As Christians, we celebrate Good Friday because Jesus paid the penalty for our sins and made a way for us to have a relationship with God. He gave authority back to mankind and restored what was lost in the Garden of Eden. He changed everything, not just so we could go to heaven one day, but so we could live a victorious and abundant life here on earth.
So what does that have to do with my bleeding heart?
Some might say, well, if Jesus can handle that kind of pain, then you need to carry your cross and deal with the heartache. But that is ridiculous. No where in the Bible does Jesus approach the hurting and wounded and say, ‘Hang in there. As soon as you learn your lesson, you’ll receive healing.’ No! He healed them right there. Some healing was gradual but not because the person needed to “learn a lesson.” (Mark 8:22-25)

Jesus paid for our healing before he went to the cross. “He himself bore our sins in His own body on the tree, that we might be dead to sin and live for righteousness. By His stripes you have been healed.” I Peter 2:24
This doesn’t mean I’m never going to hurt or experience heartache. But it does mean that my pain is covered by the blood of Jesus. All of it. And I don’t have to ask for it. “…you have been healed” means I already have it. It’s mine. It’s part of my inheritance. And if you’re a child of God, it’s your inheritance too. Not for when you get to heaven but here on earth. Right now.

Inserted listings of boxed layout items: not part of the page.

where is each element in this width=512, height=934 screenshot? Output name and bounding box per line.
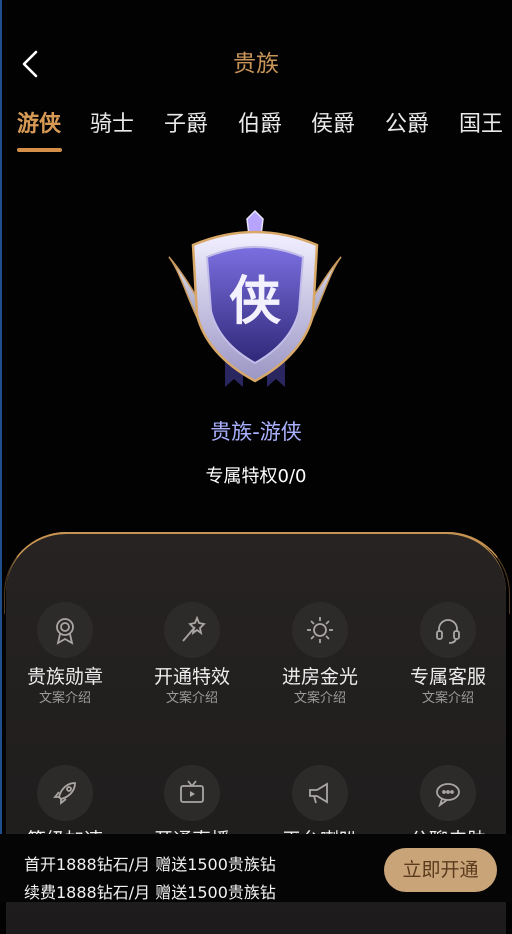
perk-effect[interactable]: 开通特效 文案介绍 — [128, 602, 256, 708]
page-title: 贵族 — [233, 51, 279, 77]
perk-medal[interactable]: 贵族勋章 文案介绍 — [1, 602, 129, 708]
renewal-price: 续费1888钻石/月 赠送1500贵族钻 — [24, 883, 276, 902]
megaphone-icon — [292, 765, 348, 821]
tab-houjue[interactable]: 侯爵 — [311, 108, 355, 142]
tab-guowang[interactable]: 国王 — [459, 108, 503, 142]
perk-subtitle: 文案介绍 — [293, 691, 346, 706]
chat-bubble-icon — [420, 765, 476, 821]
perk-title: 专属客服 — [409, 666, 486, 688]
tv-icon — [164, 765, 220, 821]
headset-icon — [420, 602, 476, 658]
tab-qishi[interactable]: 骑士 — [90, 108, 134, 142]
rank-tabs: 游侠 骑士 子爵 伯爵 侯爵 公爵 国王 — [0, 108, 512, 158]
perk-golden-light[interactable]: 进房金光 文案介绍 — [256, 602, 384, 708]
rocket-icon — [37, 765, 93, 821]
sun-icon — [292, 602, 348, 658]
perk-title: 进房金光 — [281, 666, 358, 688]
purchase-bar: 首开1888钻石/月 赠送1500贵族钻 续费1888钻石/月 赠送1500贵族… — [0, 834, 512, 902]
tab-zijue[interactable]: 子爵 — [164, 108, 208, 142]
badge-glyph: 侠 — [229, 272, 281, 332]
magic-wand-icon — [164, 602, 220, 658]
active-tab-indicator — [17, 148, 62, 152]
perk-subtitle: 文案介绍 — [421, 691, 474, 706]
rank-badge-icon: 侠 — [163, 205, 347, 395]
rank-name: 贵族-游侠 — [210, 420, 302, 444]
first-open-price: 首开1888钻石/月 赠送1500贵族钻 — [24, 855, 276, 874]
tab-gongjue[interactable]: 公爵 — [385, 108, 429, 142]
perk-subtitle: 文案介绍 — [165, 691, 218, 706]
privilege-count: 专属特权0/0 — [205, 466, 307, 487]
tab-youxia[interactable]: 游侠 — [17, 108, 61, 142]
open-now-button[interactable]: 立即开通 — [384, 848, 497, 892]
perk-title: 贵族勋章 — [26, 666, 103, 688]
medal-icon — [37, 602, 93, 658]
perk-customer-service[interactable]: 专属客服 文案介绍 — [384, 602, 512, 708]
tab-bojue[interactable]: 伯爵 — [238, 108, 282, 142]
perk-subtitle: 文案介绍 — [38, 691, 91, 706]
perk-title: 开通特效 — [153, 666, 230, 688]
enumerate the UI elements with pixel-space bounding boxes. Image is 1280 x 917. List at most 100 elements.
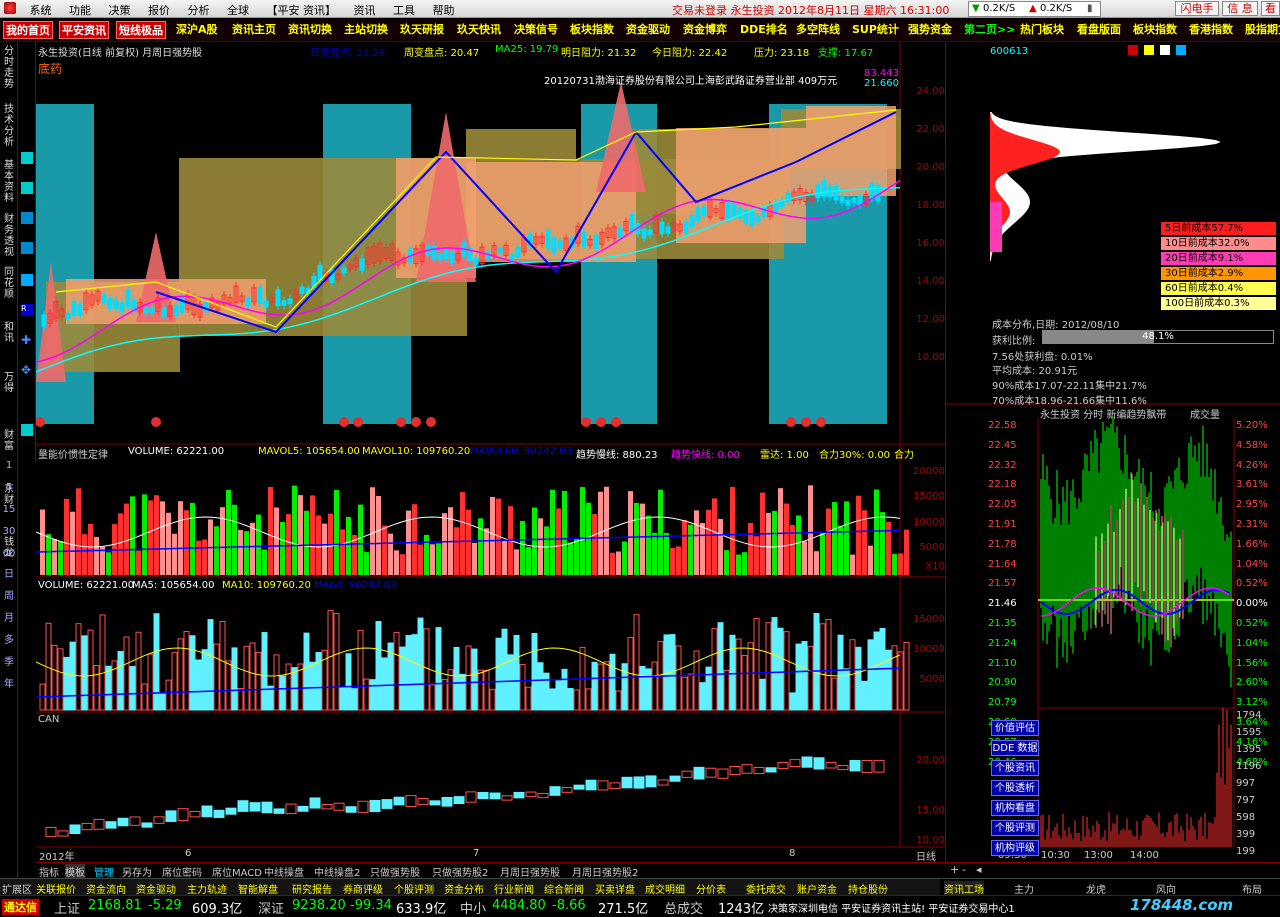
ext-tab[interactable]: 买卖详盘 (595, 881, 635, 896)
toolbar-strong-fund[interactable]: 强势资金 (908, 21, 952, 39)
toolbar-dde-rank[interactable]: DDE排名 (740, 21, 788, 39)
ext-tab[interactable]: 持仓股份 (848, 881, 888, 896)
ext-tab[interactable]: 研究报告 (292, 881, 332, 896)
zoom-in-icon[interactable]: ✚ (21, 334, 33, 346)
menu-help[interactable]: 帮助 (426, 0, 462, 18)
tab-mid-trade-2[interactable]: 中线操盘2 (314, 864, 360, 879)
f10b-icon[interactable] (21, 182, 33, 194)
menu-quote[interactable]: 报价 (141, 0, 177, 18)
toolbar-layout[interactable]: 看盘版面 (1077, 21, 1121, 39)
btn-institution-rating[interactable]: 机构评级 (991, 840, 1039, 856)
tab-financials[interactable]: 财务透视 (1, 214, 17, 258)
toolbar-page-two[interactable]: 第二页>> (964, 21, 1015, 39)
tab-caifu[interactable]: 财富 (1, 430, 17, 452)
vol-icon[interactable] (21, 242, 33, 254)
tab-tonghuashun[interactable]: 同花顺 (1, 267, 17, 300)
toolbar-fund-drive[interactable]: 资金驱动 (626, 21, 670, 39)
ext-tab[interactable]: 资金驱动 (136, 881, 176, 896)
chart-mode-icon[interactable] (1160, 45, 1170, 55)
menu-global[interactable]: 全球 (220, 0, 256, 18)
toolbar-fund-game[interactable]: 资金博弈 (683, 21, 727, 39)
period-30min[interactable]: 30 (0, 526, 18, 537)
toolbar-home[interactable]: 我的首页 (3, 21, 53, 39)
toolbar-sector-index-2[interactable]: 板块指数 (1133, 21, 1177, 39)
toolbar-futures[interactable]: 股指期货 (1245, 21, 1280, 39)
ext-tab[interactable]: 个股评测 (394, 881, 434, 896)
menu-function[interactable]: 功能 (62, 0, 98, 18)
btn-stock-review[interactable]: 个股评测 (991, 820, 1039, 836)
scroll-minus-icon[interactable]: - (962, 863, 966, 876)
toolbar-a-shares[interactable]: 深沪A股 (176, 21, 218, 39)
tab-wind[interactable]: 万得 (1, 372, 17, 394)
tab-dragon-tiger[interactable]: 龙虎 (1086, 881, 1106, 896)
toolbar-flash-news[interactable]: 玖天快讯 (457, 21, 501, 39)
tab-layout[interactable]: 布局 (1242, 881, 1262, 896)
ext-tab[interactable]: 账户资金 (797, 881, 837, 896)
move-icon[interactable]: ✥ (21, 364, 33, 376)
rsi-icon[interactable]: R (21, 304, 33, 316)
toolbar-signals[interactable]: 决策信号 (514, 21, 558, 39)
ext-tab[interactable]: 委托成交 (746, 881, 786, 896)
period-multi[interactable]: 多 (0, 631, 18, 646)
tab-manage[interactable]: 管理 (94, 864, 114, 879)
menu-system[interactable]: 系统 (23, 0, 59, 18)
flash-order-button[interactable]: 闪电手 (1175, 1, 1219, 16)
tab-save-as[interactable]: 另存为 (122, 864, 152, 879)
period-week[interactable]: 周 (0, 587, 18, 602)
tab-wind-direction[interactable]: 风向 (1156, 881, 1176, 896)
scroll-plus-icon[interactable]: + (950, 863, 959, 876)
menu-news[interactable]: 资讯 (347, 0, 383, 18)
ext-tab[interactable]: 资金流向 (86, 881, 126, 896)
ext-tab[interactable]: 券商评级 (343, 881, 383, 896)
toolbar-news-home[interactable]: 资讯主页 (232, 21, 276, 39)
ext-tab[interactable]: 综合新闻 (544, 881, 584, 896)
tab-seat-macd[interactable]: 席位MACD (212, 864, 262, 879)
tab-template[interactable]: 模板 (65, 864, 85, 879)
menu-tools[interactable]: 工具 (386, 0, 422, 18)
trend-icon[interactable] (21, 274, 33, 286)
period-60min[interactable]: 60 (0, 548, 18, 559)
tab-mwd-strong[interactable]: 月周日强势股 (500, 864, 560, 879)
ext-tab[interactable]: 分价表 (696, 881, 726, 896)
btn-stock-analysis[interactable]: 个股透析 (991, 780, 1039, 796)
tab-info-workshop[interactable]: 资讯工场 (944, 881, 984, 896)
tab-mwd-strong-2[interactable]: 月周日强势股2 (572, 864, 638, 879)
ext-tab[interactable]: 扩展区 (2, 881, 32, 896)
period-day[interactable]: 日 (0, 565, 18, 580)
f12-icon[interactable] (21, 212, 33, 224)
btn-institution-view[interactable]: 机构看盘 (991, 800, 1039, 816)
scroll-left-icon[interactable]: ◂ (976, 863, 982, 876)
tab-strong-only[interactable]: 只做强势股 (370, 864, 420, 879)
f5-icon[interactable] (21, 424, 33, 436)
yellow-flag-icon[interactable] (1144, 45, 1154, 55)
toolbar-research[interactable]: 玖天研报 (400, 21, 444, 39)
toolbar-bull-bear[interactable]: 多空阵线 (796, 21, 840, 39)
toolbar-hk-index[interactable]: 香港指数 (1189, 21, 1233, 39)
app-brand[interactable]: 通达信 (2, 899, 39, 915)
ext-tab[interactable]: 行业新闻 (494, 881, 534, 896)
ext-tab[interactable]: 智能解盘 (238, 881, 278, 896)
tab-fundamentals[interactable]: 基本资料 (1, 160, 17, 204)
period-quarter[interactable]: 季 (0, 653, 18, 668)
red-flag-icon[interactable] (1128, 45, 1138, 55)
toolbar-server-switch[interactable]: 主站切换 (344, 21, 388, 39)
tab-indicator[interactable]: 指标 (39, 864, 59, 879)
ext-tab[interactable]: 资金分布 (444, 881, 484, 896)
ext-tab[interactable]: 关联报价 (36, 881, 76, 896)
btn-stock-news[interactable]: 个股资讯 (991, 760, 1039, 776)
tab-intraday[interactable]: 分时走势 (1, 46, 17, 90)
tab-seat-password[interactable]: 席位密码 (162, 864, 202, 879)
period-month[interactable]: 月 (0, 609, 18, 624)
toolbar-sup-stats[interactable]: SUP统计 (852, 21, 899, 39)
menu-analysis[interactable]: 分析 (181, 0, 217, 18)
message-button[interactable]: 信 息 (1222, 1, 1258, 16)
toolbar-pingan-news[interactable]: 平安资讯 (59, 21, 109, 39)
period-5min[interactable]: 5 (0, 482, 18, 493)
tab-main-force[interactable]: 主力 (1014, 881, 1034, 896)
btn-dde-data[interactable]: DDE 数据 (991, 740, 1039, 756)
ext-tab[interactable]: 成交明细 (645, 881, 685, 896)
toolbar-short-line[interactable]: 短线极品 (116, 21, 166, 39)
period-1min[interactable]: 1 (0, 460, 18, 471)
grid-mode-icon[interactable] (1176, 45, 1186, 55)
tab-strong-only-2[interactable]: 只做强势股2 (432, 864, 488, 879)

So what does that look like whenever I go to see my Father at Fountainview? It means every time I hurt, every time I look down and see the blood pooling at my feet, all I have to do is agree with what Jesus has already done.

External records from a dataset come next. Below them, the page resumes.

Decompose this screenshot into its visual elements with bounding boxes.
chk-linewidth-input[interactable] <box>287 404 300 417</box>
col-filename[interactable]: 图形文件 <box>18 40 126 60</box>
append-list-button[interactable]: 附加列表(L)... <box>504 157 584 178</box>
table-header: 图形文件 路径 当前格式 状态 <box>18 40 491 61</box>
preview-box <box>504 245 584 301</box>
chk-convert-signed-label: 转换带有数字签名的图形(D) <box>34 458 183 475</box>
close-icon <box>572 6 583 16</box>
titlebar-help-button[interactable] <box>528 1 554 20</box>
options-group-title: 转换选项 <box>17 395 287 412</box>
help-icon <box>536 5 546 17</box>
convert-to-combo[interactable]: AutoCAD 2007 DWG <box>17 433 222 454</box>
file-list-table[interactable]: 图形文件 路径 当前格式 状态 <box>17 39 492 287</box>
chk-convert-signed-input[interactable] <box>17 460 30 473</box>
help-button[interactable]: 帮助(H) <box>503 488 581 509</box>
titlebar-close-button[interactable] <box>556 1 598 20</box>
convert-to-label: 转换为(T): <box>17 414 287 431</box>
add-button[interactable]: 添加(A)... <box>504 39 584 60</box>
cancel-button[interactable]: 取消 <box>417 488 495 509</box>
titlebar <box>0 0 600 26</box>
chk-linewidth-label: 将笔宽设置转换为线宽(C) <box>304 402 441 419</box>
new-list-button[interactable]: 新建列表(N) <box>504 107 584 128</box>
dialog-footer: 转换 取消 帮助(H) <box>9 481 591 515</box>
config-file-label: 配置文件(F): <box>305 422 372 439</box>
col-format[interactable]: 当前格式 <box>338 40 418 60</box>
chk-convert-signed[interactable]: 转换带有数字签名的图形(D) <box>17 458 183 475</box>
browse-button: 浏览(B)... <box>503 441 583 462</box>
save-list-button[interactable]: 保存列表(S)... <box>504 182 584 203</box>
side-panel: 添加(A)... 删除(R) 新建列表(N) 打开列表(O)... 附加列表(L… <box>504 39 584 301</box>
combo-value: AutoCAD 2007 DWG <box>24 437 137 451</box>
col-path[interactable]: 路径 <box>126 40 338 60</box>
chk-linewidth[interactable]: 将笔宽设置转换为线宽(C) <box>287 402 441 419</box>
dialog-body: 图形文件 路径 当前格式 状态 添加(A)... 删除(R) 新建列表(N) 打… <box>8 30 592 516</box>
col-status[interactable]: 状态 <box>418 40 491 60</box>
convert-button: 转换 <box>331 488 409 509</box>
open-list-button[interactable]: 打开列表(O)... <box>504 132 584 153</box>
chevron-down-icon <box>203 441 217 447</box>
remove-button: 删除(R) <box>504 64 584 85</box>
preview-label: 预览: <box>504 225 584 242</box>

“Father, Your Word says ‘by your stripes I have been healed’. So I give you this heartache and I thank you for healing me.”
When Jesus went to the scourging post and was lashed with a cat of nine tails, he paid for and secured my healing. So no matter how much blood pools at my feet on those difficult visits with my Dad, Jesus’ blood washes it all away.
Jesus didn’t just die for my salvation. He died to deliver me, heal me, call me, empower me, fill me and bless me beyond measure. His blood covers every single need I ever had or will have. His death wasn’t a fire insurance policy to keep me out of hell; it was a glorious exchange. Jesus took my sin and gave me His righteousness, or right standing with God. He gave me the keys to the kingdom. I don’t have to wait until I get to heaven to get them. I have them now.
So I don’t have to stay in the heartache of my Dad’s illness. No matter how many times I visit my Dad, no matter how much he’s regressed, even if he forgets who I am, the blood of Jesus has secured my healing. For my brokenness, my sorrow, my grief and my pain.
And if that doesn’t make this Friday ‘Good’, then I don’t know what does.
Great article Angie and a very good analogy.
Mom
This is so good, Angie. Sounds like Jack is doing well at the nursing home. Praying for you and Jane often🙏🏼 I have miss your blogs!